- Theatrical release poster
- Directed by: Madhav Shinde
- Screenplay by: G. R. Kamat
- Story by: Mahadevshastri Joshi
- Produced by: Madhav Shinde
- Starring: Usha Kiran; Suryakant; Raja Gosavi; Dada Salvi; Indira Chitnis;
- Cinematography: Vasant Shinde
- Edited by: Gangaram Mathaphode
- Music by: Vasant Prabhu
- Production company: Surel Chitra
- Release date: 24 May 1960;
- Running time: 138 minutes
- Country: India
- Language: Marathi

= Kanyadaan (1960 film) =

Kanyadaan is a 1960 Indian Marathi-language social drama film directed and produced by Madhav Shinde. The film stars Usha Kiran, Suryakant, Raja Gosavi and Dada Salvi in lead roles. At the 8th National Film Awards, The film won National Film Award for Best Feature Film in Marathi.

== Plot ==
The film follows a widowed young woman whose father-in-law supports her decision to remarry. However, his wife and other members of society oppose the marriage because of traditional beliefs. The story centres on the family's struggle between social customs and the widow's right to begin a new life.

== Cast ==
- Usha Kiran as Sumitra
- Dada Salvi as Dadasaheb Inamdar
- Raja Gosavi as Kumar Inamdar
- Suryakant as Sumitra's second husband
- Indira Chitnis as Madarinbai Inamdar
- Vasant Shinde as Balwanta Diwanji
- Neelam
- Vishnupant Jog
- Sardarbhai
- Dr.
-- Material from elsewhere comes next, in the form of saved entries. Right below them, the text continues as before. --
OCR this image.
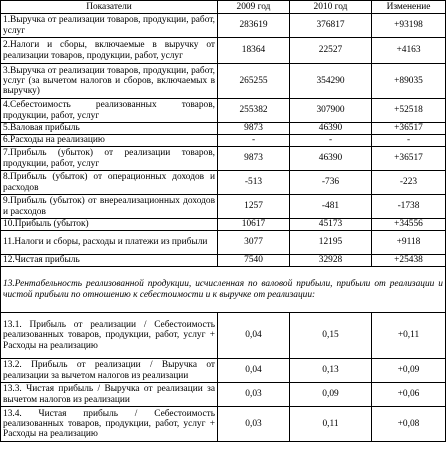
Показатели	2009 год	2010 год	Изменение
1.Выручка от реализации товаров, продукции, работ, услуг	283619	376817	+93198
2.Налоги и сборы, включаемые в выручку от реализации товаров, продукции, работ, услуг	18364	22527	+4163
3.Выручка от реализации товаров, продукции, работ, услуг (за вычетом налогов и сборов, включаемых в выручку)	265255	354290	+89035
4.Себестоимость реализованных товаров, продукции, работ, услуг	255382	307900	+52518
5.Валовая прибыль	9873	46390	+36517
6.Расходы на реализацию	-	-	-
7.Прибыль (убыток) от реализации товаров, продукции, работ, услуг	9873	46390	+36517
8.Прибыль (убыток) от операционных доходов и расходов	-513	-736	-223
9.Прибыль (убыток) от внереализационных доходов и расходов	1257	-481	-1738
10.Прибыль (убыток)	10617	45173	+34556
11.Налоги и сборы, расходы и платежи из прибыли	3077	12195	+9118
12.Чистая прибыль	7540	32928	+25438
13.Рентабельность реализованной продукции, исчисленная по валовой прибыли, прибыли от реализации и чистой прибыли по отношению к себестоимости и к выручке от реализации:			
13.1. Прибыль от реализации / Себестоимость реализованных товаров, продукции, работ, услуг + Расходы на реализацию	0,04	0,15	+0,11
13.2. Прибыль от реализации / Выручка от реализации за вычетом налогов из реализации	0,04	0,13	+0,09
13.3. Чистая прибыль / Выручка от реализации за вычетом налогов из реализации	0,03	0,09	+0,06
13.4. Чистая прибыль / Себестоимость реализованных товаров, продукции, работ, услуг + Расходы на реализацию	0,03	0,11	+0,08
Ranade
- Baby Chitra
- Baby Rekha
- Baby Ujjwal

== Soundtrack ==

Track listing
| No. | Title | Singer (s) | Length |
|---|---|---|---|
| 1. | "Lek Ladki Hya Gharchi" | Lata Mangeshkar | 2:40 |
| 2. | "Mansicha Chitrakar Toh" | Hridaynath Mangeshkar | 3:51 |
| 3. | "Jay Devi Mangala Gauri" | Lata Mangeshkar | 3:29 |
| 4. | "Kokil Kuhu Kuhu Bole" | Lata Mangeshkar | 3:24 |
| 5. | "Tu Asta Tar" | Lata Mangeshkar | 3:11 |
| 6. | "Majhiya Nayananchya Kondani" | Lata Mangeshkar | 3:18 |
| Total length: |  |  | 19:18 |

== Reception ==
The film was a critically and publicly acclaimed Marathi film that achieved a silver-jubilee theatrical run. It won the President's Silver Medal for Best Feature Film in Marathi at the 8th National Film Awards.